Billy Collins latest book - Ballistics (Random House, 2008) - continues his line of light accessible wit. Lines from his poem on Liu Yong (柳永) "If only he appreciated life / in eleventh-century China as much as I do" illustrate well the charm of the self-mocking tone he typically adopts. The slightness or lightness of the occasion of some poems reminds me a little of John Ciardi (for example Ciardi's poem on a neighbour complaining about his dog soiling her garden). Collins' title poem is in the entertaining tradition of poems on the less-than-charitable thoughts a poet might harbour towards other poets. Clive James' psalm-like 'The Book of My Enemy Has Been Remaindered' is one of the best of this mini-genre; there's also August Kleinzahler's 'An Autumnal Sketch' which describes professors, "sensitive men paunchy with drink" parked where the suburb ends waiting like hunters for a duck:

...
They will take it and make it their own,
something both more than a duck
and less.

They so badly want a poem,
these cagey and disheartened men
...

Collins describes a photograph of a bullet passing through a book; the poem ends:

But later, as I was drifting off to sleep,
I realized that the executed book
was a recent collection of poems written

by someone of whom I was not fond
and that the bullet must have passed through
his writing with little resistance

at twenty-eight hundred feet per second,
through the poems about his childhood
and the ones about the dreary state of the world

and then through the author's photograph,
through the beard, the round glasses,
and that special poet's hat he loves to wear.

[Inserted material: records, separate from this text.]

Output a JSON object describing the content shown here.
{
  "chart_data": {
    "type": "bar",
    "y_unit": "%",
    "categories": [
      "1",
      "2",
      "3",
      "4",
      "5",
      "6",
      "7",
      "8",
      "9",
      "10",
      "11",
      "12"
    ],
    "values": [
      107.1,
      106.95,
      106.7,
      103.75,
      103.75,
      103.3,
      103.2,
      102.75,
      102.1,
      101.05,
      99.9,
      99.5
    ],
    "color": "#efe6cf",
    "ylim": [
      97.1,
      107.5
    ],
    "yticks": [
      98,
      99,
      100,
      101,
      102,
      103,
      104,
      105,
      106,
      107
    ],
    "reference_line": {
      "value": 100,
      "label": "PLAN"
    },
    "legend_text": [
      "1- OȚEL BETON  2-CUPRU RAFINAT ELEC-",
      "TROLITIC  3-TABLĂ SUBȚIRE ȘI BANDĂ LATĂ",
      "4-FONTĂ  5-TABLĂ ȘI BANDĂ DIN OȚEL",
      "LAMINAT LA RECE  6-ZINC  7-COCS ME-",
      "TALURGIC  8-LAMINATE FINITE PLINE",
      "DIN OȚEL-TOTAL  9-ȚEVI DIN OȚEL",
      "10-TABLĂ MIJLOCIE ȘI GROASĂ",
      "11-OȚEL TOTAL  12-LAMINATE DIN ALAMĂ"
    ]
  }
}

The Georgia State University digital archive contains a version of this poem where the penultimate stanza is missing. Presumably the stanza was added later, and it brings an energy and vividness to the close of the poem both in focusing on the violence of the bullet by describing its velocity in precise mathematical language, and also in depicting the conventional subjects of the target's work.

1 comment:

Laurie Duggan said...

My take on Clive James was:

'The Book of my Enemy
Has Been Remaindered'
has been remaindered

And one of the better comments I've heard on Billy Collins was that if you sliced the last third off most of his poems they would be improved.